しばらくの沈黙の後、にこが静かに口を開いた。
「でも、完全に田舎暮らしじゃなくても、少しずつスローライフを取り入れることはできるんじゃないかしら?」
澪と詩音が興味深そうににこを見つめる。
「どういうこと?」
澪が尋ねた。
「例えば、週末だけ近郊の田舎町に出かけて、農業体験をしてみるとか。あるいは、ベランダでハーブを育ててみるとか」
にこの提案に、詩音の目が輝いた。
「あ! それいいね。私、ミニトマトとか育ててみたいな」
「私は、ラベンダーやローズマリーなんかを植えてみたいわ」
澪も興味を示した。
「そうね。それなら、都会に住みながらでも、少しは自然とのつながりを感じられそう」
詩音が嬉しそうに付け加える。
「それに、朝早く起きて、ゆっくり朝食を取る習慣をつけるのもいいかも。スローライフの第一歩になりそう」
「そうね。
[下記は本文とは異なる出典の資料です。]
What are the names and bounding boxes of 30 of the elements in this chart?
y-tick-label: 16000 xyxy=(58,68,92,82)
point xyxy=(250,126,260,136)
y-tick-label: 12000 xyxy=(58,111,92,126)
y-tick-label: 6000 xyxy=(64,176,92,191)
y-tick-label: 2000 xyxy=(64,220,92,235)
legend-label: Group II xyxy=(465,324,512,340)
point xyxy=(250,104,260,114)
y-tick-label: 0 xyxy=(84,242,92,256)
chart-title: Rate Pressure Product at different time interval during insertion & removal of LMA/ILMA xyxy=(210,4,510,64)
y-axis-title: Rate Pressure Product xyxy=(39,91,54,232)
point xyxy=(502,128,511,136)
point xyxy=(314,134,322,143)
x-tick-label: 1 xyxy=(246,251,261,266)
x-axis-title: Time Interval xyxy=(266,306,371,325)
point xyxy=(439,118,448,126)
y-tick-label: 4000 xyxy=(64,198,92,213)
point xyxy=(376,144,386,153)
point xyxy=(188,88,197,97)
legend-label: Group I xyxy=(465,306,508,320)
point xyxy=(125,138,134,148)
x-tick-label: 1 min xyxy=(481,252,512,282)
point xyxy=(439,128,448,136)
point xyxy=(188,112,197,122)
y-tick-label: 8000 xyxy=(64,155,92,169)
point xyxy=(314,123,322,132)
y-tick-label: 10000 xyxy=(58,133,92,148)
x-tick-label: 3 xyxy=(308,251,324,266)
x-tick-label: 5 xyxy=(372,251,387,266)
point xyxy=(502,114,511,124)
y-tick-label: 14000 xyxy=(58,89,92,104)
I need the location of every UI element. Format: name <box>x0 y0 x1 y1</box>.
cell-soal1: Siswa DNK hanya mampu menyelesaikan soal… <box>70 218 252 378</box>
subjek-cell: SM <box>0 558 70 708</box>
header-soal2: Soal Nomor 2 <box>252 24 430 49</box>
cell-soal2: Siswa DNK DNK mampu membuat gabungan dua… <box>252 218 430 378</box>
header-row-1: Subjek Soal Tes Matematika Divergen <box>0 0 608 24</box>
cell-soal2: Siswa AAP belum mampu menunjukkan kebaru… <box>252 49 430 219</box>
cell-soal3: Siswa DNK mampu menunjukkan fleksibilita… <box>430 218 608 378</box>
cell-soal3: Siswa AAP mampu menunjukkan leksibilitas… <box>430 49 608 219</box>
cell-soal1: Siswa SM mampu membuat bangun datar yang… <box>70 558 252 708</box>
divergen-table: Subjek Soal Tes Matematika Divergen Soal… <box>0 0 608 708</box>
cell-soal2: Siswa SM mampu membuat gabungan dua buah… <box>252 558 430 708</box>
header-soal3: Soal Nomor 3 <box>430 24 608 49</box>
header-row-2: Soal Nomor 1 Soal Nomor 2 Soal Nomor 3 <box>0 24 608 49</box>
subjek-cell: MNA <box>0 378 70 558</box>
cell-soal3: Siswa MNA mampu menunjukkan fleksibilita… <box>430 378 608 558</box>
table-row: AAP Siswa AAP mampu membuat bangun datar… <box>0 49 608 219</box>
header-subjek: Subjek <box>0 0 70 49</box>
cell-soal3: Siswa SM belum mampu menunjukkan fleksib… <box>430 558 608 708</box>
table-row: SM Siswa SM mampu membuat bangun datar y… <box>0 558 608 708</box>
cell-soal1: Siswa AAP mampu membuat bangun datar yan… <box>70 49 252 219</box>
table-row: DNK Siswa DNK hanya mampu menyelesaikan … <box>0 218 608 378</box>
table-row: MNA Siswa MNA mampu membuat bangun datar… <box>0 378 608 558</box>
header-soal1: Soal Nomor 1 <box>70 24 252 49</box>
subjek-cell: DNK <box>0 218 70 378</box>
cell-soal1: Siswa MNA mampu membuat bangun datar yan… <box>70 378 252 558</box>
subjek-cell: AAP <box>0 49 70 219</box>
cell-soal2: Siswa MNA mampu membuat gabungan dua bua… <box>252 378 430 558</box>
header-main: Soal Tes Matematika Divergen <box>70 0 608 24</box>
私たち、いつも忙しくて朝食も適当になりがちだものね」
にこが少し反省するように言った。
「あと、休日は電化製品を極力使わない日を作るのはどう?」
澪が提案する。
「スマホやパソコンから離れて、本を読んだり、お喋りを楽しんだり」
詩音が目を輝かせながら言った。
「それ、素敵! 私、最近読みたい本がたまってるんだ。そういう日があれば、じっくり読める気がする」
にこも頷きながら付け加えた。
「そうね。私たち、知らず知らずのうちに、常に情報に囲まれた生活をしているものね。たまには、そこから離れるのも大切かもしれないわ」
澪は、ふと思いついたように言った。
「あ、それと関連して、『デジタルデトックスデー』なんてどう? 月に一度くらい、完全にネットから離れる日を作るの」
「おお! それいいね。でも、ちょっと怖いかも…………」
詩音が少し不安そうに言う。
「確かに、最初は落ち着かないかもしれないわね。でも、それこそがスローライフの本質なのかもしれないわ」
にこが静かに言った。
「忙しさや便利さに慣れすぎた私たちが、もう一度ゆっくりと時間の流れを感じること」
三人は、互いに顔を見合わせて微笑んだ。
「よし、じゃあ早速始めてみよう!」
澪が元気よく言った。
「まずは、このベランダをミニ菜園に変身させましょう」
「そうね。明日にでも、園芸店に行ってみましょう」
にこが賛同する。
「私、インターネットで調べてみるね。初心者でも育てやすい野菜とか」
詩音が携帯を取り出しかけたが、ハッとして止まった。
「あ、でも今日はデジタルデトックスデーってことで、やめとこうかな」
三人は、思わず笑い合った。
澪が立ち上がり、部屋の中に向かった。
「ちょっと待ってて」
彼女は数分後、古びた手帳を持って戻ってきた。
「これ、祖母が使っていた家計簿なの。最近、実家の整理をしていて見つけたんだけど…………」
澪が手帳を開くと、几帳面な文字で記された日々の出納が並んでいた。
「まあ、素敵ね」
にこが感心したように覗き込む。
「うん、毎日の支出が丁寧に記されてる。それに、天気や出来事のメモまであるんだ」
詩音も興味深そうに見ている。
「私たちも、こういう手書きの日記をつけてみるのはどうかしら」
にこが提案した。
「そうだね。デジタルじゃなくて、アナログの温もりを感じられそう」
詩音が賛同する。
「それに、書くことで一日を振り返る時間も持てそうね」
澪も頷いた。
「こうやって、少しずつでも生活にゆとりを持たせていけば、いつか本格的な田舎暮らしにも挑戦できるかもしれないわね」
にこがしみじみと言った。
「うん、それまでの準備期間だと思えば、今の生活も楽しめそう」
詩音が明るく言う。
「そうね。今を大切にしながら、未来の夢も持ち続ける。それが私たちにとってのスローライフの始まりかもしれないわ」
澪がまとめるように言った。
三人は、夕暮れの空を見上げた。都会の喧騒の中にありながら、彼女たちの心の中に小さな田園が芽生え始めていた。それは、慌ただしい日常の中で、新たな可能性を感じさせる、かすかだが確かな希望の灯りだった。
「さあ、明日からの新しい挑戦が楽しみね」
にこが優しく微笑んだ。
「うん、きっと素敵な変化が待ってるはず」
詩音が期待に胸を膨らませる。
「そうね。一緒に、ゆっくりと前に進んでいきましょう」
澪の言葉に、三人は静かに頷いた。
ベランダに吹く風が、少し優しくなったように感じられた。さくらハウスの新たな物語が、静かに、しかし確実に始まろうとしていた。